First, are you and your family members vaccinated? “For those who are fully vaccinated, I think it is OK to travel,” she said.

Those who are unvaccinated pose a risk to themselves and everyone they come into contact with, including vaccinated people, she said. And while vaccinated people rarely suffer severe illness, they can still get sick enough to miss work for a number of days, Montgomery said.

Families can take the opportunity to encourage unvaccinated relatives to get the shot by asking that only vaccinated people come inside. “That’s a hard thing to say,” she acknowledged.

Another consideration: Who are you traveling with or traveling to see? People who are frail or immunocompromised are less likely to have a robust immune response to the vaccine and are at greater risk if they become infected. They may require extra precautions even if they’ve had booster shots.

“If you are going to visit your 85-year-old mother who is suffering from cancer, you might think about what are the right decisions to make,” Montgomery said. “The decision for every family has to be different.”

You may decide it’s too risky to visit. Or you may choose to wear masks in the presence of vulnerable people, eat outside if weather permits, and open windows to improve ventilation inside.

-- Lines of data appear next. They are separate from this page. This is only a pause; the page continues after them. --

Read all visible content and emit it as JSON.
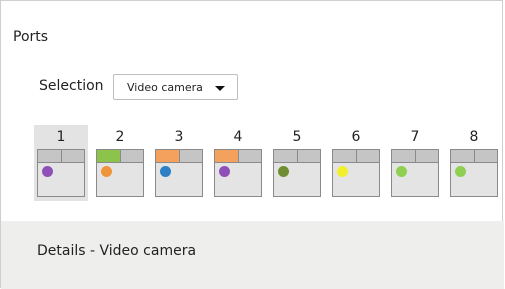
{
  "panel": {
    "title": "Ports"
  },
  "selection": {
    "label": "Selection",
    "value": "Video camera"
  },
  "ports": [
    {
      "number": "1",
      "selected": true,
      "bar_color": "",
      "dot_color": "#8e4fb8"
    },
    {
      "number": "2",
      "selected": false,
      "bar_color": "#8cc34a",
      "dot_color": "#f0943c"
    },
    {
      "number": "3",
      "selected": false,
      "bar_color": "#f4a15d",
      "dot_color": "#2d7fc6"
    },
    {
      "number": "4",
      "selected": false,
      "bar_color": "#f4a15d",
      "dot_color": "#8e4fb8"
    },
    {
      "number": "5",
      "selected": false,
      "bar_color": "",
      "dot_color": "#6f8e34"
    },
    {
      "number": "6",
      "selected": false,
      "bar_color": "",
      "dot_color": "#f2ef2d"
    },
    {
      "number": "7",
      "selected": false,
      "bar_color": "",
      "dot_color": "#8fd053"
    },
    {
      "number": "8",
      "selected": false,
      "bar_color": "",
      "dot_color": "#8fd053"
    }
  ],
  "details": {
    "title": "Details - Video camera"
  }
}
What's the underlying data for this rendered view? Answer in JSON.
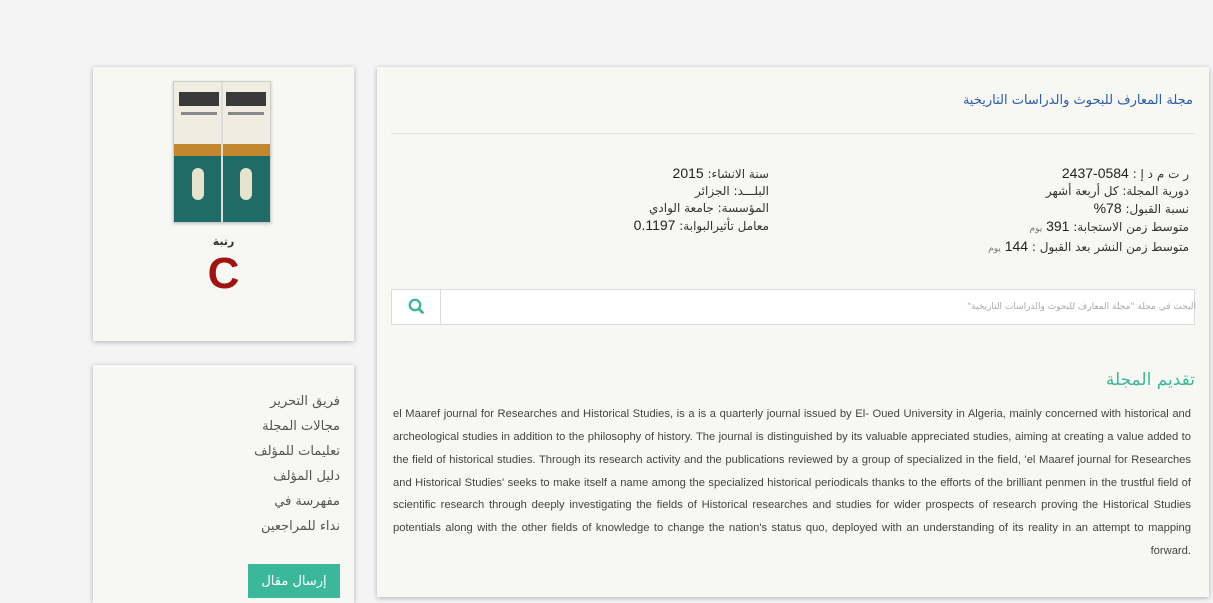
{
  "cover": {
    "rank_label": "رتبة",
    "rank_value": "C"
  },
  "menu": {
    "items": [
      "فريق التحرير",
      "مجالات المجلة",
      "تعليمات للمؤلف",
      "دليل المؤلف",
      "مفهرسة في",
      "نداء للمراجعين"
    ],
    "submit_label": "إرسال مقال"
  },
  "journal": {
    "title": "مجلة المعارف للبحوث والدراسات التاريخية",
    "info_right": [
      {
        "label": "ر ت م د إ : ",
        "value": "0584-2437",
        "unit": ""
      },
      {
        "label": "دورية المجلة: كل أربعة أشهر",
        "value": "",
        "unit": ""
      },
      {
        "label": "نسبة القبول: ",
        "value": "78%",
        "unit": ""
      },
      {
        "label": "متوسط زمن الاستجابة: ",
        "value": "391",
        "unit": "يوم"
      },
      {
        "label": "متوسط زمن النشر بعد القبول : ",
        "value": "144",
        "unit": "يوم"
      }
    ],
    "info_left": [
      {
        "label": "سنة الانشاء: ",
        "value": "2015",
        "unit": ""
      },
      {
        "label": "البلـــد: الجزائر",
        "value": "",
        "unit": ""
      },
      {
        "label": "المؤسسة: جامعة الوادي",
        "value": "",
        "unit": ""
      },
      {
        "label": "معامل تأثيرالبوابة: ",
        "value": "0.1197",
        "unit": ""
      }
    ]
  },
  "search": {
    "placeholder": "البحث في مجلة \"مجلة المعارف للبحوث والدراسات التاريخية\"",
    "icon": "search-icon"
  },
  "intro": {
    "heading": "تقديم المجلة",
    "text": "el Maaref journal for Researches and Historical Studies, is a is a quarterly journal issued by El- Oued University in Algeria, mainly concerned with historical and archeological studies in addition to the philosophy of history. The journal is distinguished by its valuable appreciated studies, aiming at creating a value added to the field of historical studies. Through its research activity and the publications reviewed by a group of specialized in the field, 'el Maaref journal for Researches and Historical Studies' seeks to make itself a name among the specialized historical periodicals thanks to the efforts of the brilliant penmen in the trustful field of scientific research through deeply investigating the fields of Historical researches and studies for wider prospects of research proving the Historical Studies potentials along with the other fields of knowledge to change the nation's status quo, deployed with an understanding of its reality in an attempt to mapping forward."
  },
  "colors": {
    "accent": "#3bb89a",
    "title_blue": "#2a5ca8",
    "rank_red": "#a11313"
  }
}
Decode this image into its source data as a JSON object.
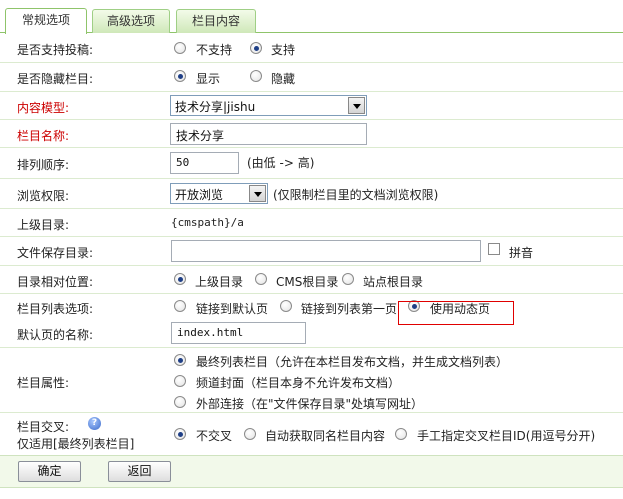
{
  "tabs": [
    "常规选项",
    "高级选项",
    "栏目内容"
  ],
  "rows": {
    "allow_submit": {
      "label": "是否支持投稿:",
      "options": [
        "不支持",
        "支持"
      ]
    },
    "hide_column": {
      "label": "是否隐藏栏目:",
      "options": [
        "显示",
        "隐藏"
      ]
    },
    "content_model": {
      "label": "内容模型:",
      "value": "技术分享|jishu"
    },
    "column_name": {
      "label": "栏目名称:",
      "value": "技术分享"
    },
    "sort_order": {
      "label": "排列顺序:",
      "value": "50",
      "hint": "(由低 -> 高)"
    },
    "browse_perm": {
      "label": "浏览权限:",
      "value": "开放浏览",
      "hint": "(仅限制栏目里的文档浏览权限)"
    },
    "parent_dir": {
      "label": "上级目录:",
      "value": "{cmspath}/a"
    },
    "save_dir": {
      "label": "文件保存目录:",
      "value": "",
      "pinyin": "拼音"
    },
    "relative_pos": {
      "label": "目录相对位置:",
      "options": [
        "上级目录",
        "CMS根目录",
        "站点根目录"
      ]
    },
    "list_option": {
      "label": "栏目列表选项:",
      "options": [
        "链接到默认页",
        "链接到列表第一页",
        "使用动态页"
      ]
    },
    "default_page": {
      "label": "默认页的名称:",
      "value": "index.html"
    },
    "column_attr": {
      "label": "栏目属性:",
      "options": [
        "最终列表栏目（允许在本栏目发布文档，并生成文档列表）",
        "频道封面（栏目本身不允许发布文档）",
        "外部连接（在\"文件保存目录\"处填写网址）"
      ]
    },
    "cross": {
      "label": "栏目交叉:",
      "sublabel": "仅适用[最终列表栏目]",
      "help": "?",
      "options": [
        "不交叉",
        "自动获取同名栏目内容",
        "手工指定交叉栏目ID(用逗号分开)"
      ]
    }
  },
  "buttons": {
    "confirm": "确定",
    "back": "返回"
  },
  "colors": {
    "tab_green": "#cfe8b9",
    "required_label": "#cc0000",
    "highlight_box": "#e00000"
  }
}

Both Kissler and Montgomery said it is safe to fly. Airplanes filter and exchange the air frequently, and airlines still require masks.

If you do fly, Montgomery advises taking shorter flights where people are less likely to take their masks off to eat or drink.

The airport poses some risks, which travelers can mitigate by wearing a mask with at least three layers and a metal insert to hold it in place on their nose. She does not recommend eating indoors at the airport.

But the large space and high ceilings lower the transmission risk in airports.

Trains and buses also have mask requirements, air filtration systems, and opportunities for fresh air to come in at each stop, Montgomery said.

“If there’s a way to drive to a location, that’s preferable,” she said.

“The good news is that with vaccination,” she said, “the likelihood of anyone developing severe disease is very low.”